Edgar attended Bronx High School of Science, for gifted children. But not being scientifically inclined, he wrote for the school literary magazine, and took courses in journalism. After graduating in 1948, he entered Kenyon College, in Ohio, where he studied philosophy and acted, and was mentored by the poet and critic John Crowe Ransom.

That was followed by a master’s degree in English drama, at Columbia University, and service in the U.S. Army signals corps, in West Germany, in 1954-55.

During his time in Germany, Doctorow married Helen Esther Setzer, an aspiring actress whom he had met in graduate school.
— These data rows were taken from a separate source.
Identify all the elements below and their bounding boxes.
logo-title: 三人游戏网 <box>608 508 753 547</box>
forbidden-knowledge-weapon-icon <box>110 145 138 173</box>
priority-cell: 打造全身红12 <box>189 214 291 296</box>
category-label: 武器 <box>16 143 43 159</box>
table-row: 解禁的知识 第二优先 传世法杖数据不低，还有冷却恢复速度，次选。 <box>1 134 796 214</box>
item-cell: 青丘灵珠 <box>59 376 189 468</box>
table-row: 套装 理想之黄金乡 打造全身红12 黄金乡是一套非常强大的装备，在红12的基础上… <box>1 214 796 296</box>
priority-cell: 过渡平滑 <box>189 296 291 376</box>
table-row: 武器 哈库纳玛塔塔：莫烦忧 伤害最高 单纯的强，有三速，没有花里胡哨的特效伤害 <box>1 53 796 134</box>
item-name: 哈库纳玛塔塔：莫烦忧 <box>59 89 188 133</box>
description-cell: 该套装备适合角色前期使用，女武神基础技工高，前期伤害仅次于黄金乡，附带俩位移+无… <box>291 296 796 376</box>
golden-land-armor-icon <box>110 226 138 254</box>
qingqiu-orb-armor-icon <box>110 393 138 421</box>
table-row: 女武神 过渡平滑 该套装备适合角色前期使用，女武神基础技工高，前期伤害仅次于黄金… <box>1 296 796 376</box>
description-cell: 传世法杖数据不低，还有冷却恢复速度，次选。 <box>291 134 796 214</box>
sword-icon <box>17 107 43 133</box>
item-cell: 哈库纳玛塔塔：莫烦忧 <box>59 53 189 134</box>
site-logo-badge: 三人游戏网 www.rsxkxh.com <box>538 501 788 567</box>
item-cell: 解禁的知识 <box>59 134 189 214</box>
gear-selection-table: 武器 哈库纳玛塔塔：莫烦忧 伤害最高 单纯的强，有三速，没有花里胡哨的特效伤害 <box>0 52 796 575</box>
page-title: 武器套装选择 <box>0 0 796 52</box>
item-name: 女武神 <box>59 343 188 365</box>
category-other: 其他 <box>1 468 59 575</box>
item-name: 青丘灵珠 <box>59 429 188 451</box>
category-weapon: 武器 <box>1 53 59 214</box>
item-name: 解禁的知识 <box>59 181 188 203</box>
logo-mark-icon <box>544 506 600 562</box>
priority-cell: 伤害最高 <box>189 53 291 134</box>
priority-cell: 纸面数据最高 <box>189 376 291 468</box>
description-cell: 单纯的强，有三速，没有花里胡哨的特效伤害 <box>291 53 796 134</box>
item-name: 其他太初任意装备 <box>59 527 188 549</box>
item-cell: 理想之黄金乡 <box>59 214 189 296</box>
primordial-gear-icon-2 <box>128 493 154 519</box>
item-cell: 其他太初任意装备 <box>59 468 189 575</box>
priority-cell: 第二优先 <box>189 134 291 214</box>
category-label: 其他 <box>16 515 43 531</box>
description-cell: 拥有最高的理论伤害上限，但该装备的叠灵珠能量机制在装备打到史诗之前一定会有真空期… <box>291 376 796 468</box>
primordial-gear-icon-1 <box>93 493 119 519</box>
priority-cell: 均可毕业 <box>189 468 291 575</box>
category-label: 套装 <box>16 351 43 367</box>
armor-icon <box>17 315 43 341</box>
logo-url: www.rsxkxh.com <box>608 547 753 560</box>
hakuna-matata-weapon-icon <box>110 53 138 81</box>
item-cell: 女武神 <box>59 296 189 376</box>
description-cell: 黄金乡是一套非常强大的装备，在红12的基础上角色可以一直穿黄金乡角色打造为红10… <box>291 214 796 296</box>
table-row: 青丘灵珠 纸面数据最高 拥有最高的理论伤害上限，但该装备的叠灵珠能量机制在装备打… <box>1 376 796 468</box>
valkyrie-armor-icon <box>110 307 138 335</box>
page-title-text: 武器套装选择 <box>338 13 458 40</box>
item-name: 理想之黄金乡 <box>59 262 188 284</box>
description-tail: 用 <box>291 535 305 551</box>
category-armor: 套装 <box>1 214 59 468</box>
They remained married until his death, and had three children (one of whom is the New York folk musician Caroline Doctorow).

'I can lie better than these people'

Back in New York, Doctorow took jobs as a script reader for CBS Television and Columbia Pictures. The slush pile included a lot of Westerns, and feeling that “I can lie better than these people,” he tried his hand at writing one. The result was “Welcome to Hard Times” (1960), which was well-received critically and even adapted for the screen.

Wanting to continue his writing, Doctorow took work as an editor, first at the publisher New American Library, where his writers included Ian Fleming and Ayn Rand, and then as editor-in-chief and later publisher at the Dial Press. There, he worked with James Baldwin, Norman Mailer and other big hitters.

Finally, in 1969, he left publishing to focus on his writing. He would hit the big time with “Ragtime,” which won the National Book Critics Circle Award, was turned into a highly successful film, directed by Milos Forman, and also later into a musical play.

Doctorow explained that the idea for the character of Coalhouse Walker, who is humiliated by racist firemen in New Rochelle, New York and then undertakes a campaign of revenge that cannot possibly have a happy ending, was based on the character of Michael Kohlhass, the eponymous protagonist of Heinrich von Kleist’s 1811 novel. That in turn was based on the tragic episode of a real character in the 16th century.

Doctorow continued writing, interspersing that with regular academic appointments, publishing his final novel in 2014, the year before his death. It was a relatively experimental work called “Andrew’s Brain,” that looked at the question of human consciousness through the tale of a cognitive scientist.

Other novels included “Billy Bathgate” and “World’s Fair,” and he also wrote essays and short stories.

Additionally, Doctorow was a major backer, together with his college friend Paul Newman, of the Nation magazine and other left-wing causes, describing himself as belonging to “the humanist left that’s wary of ideological fervor.”

Doctorow died on July 21, 2015, of lung cancer, at age 84.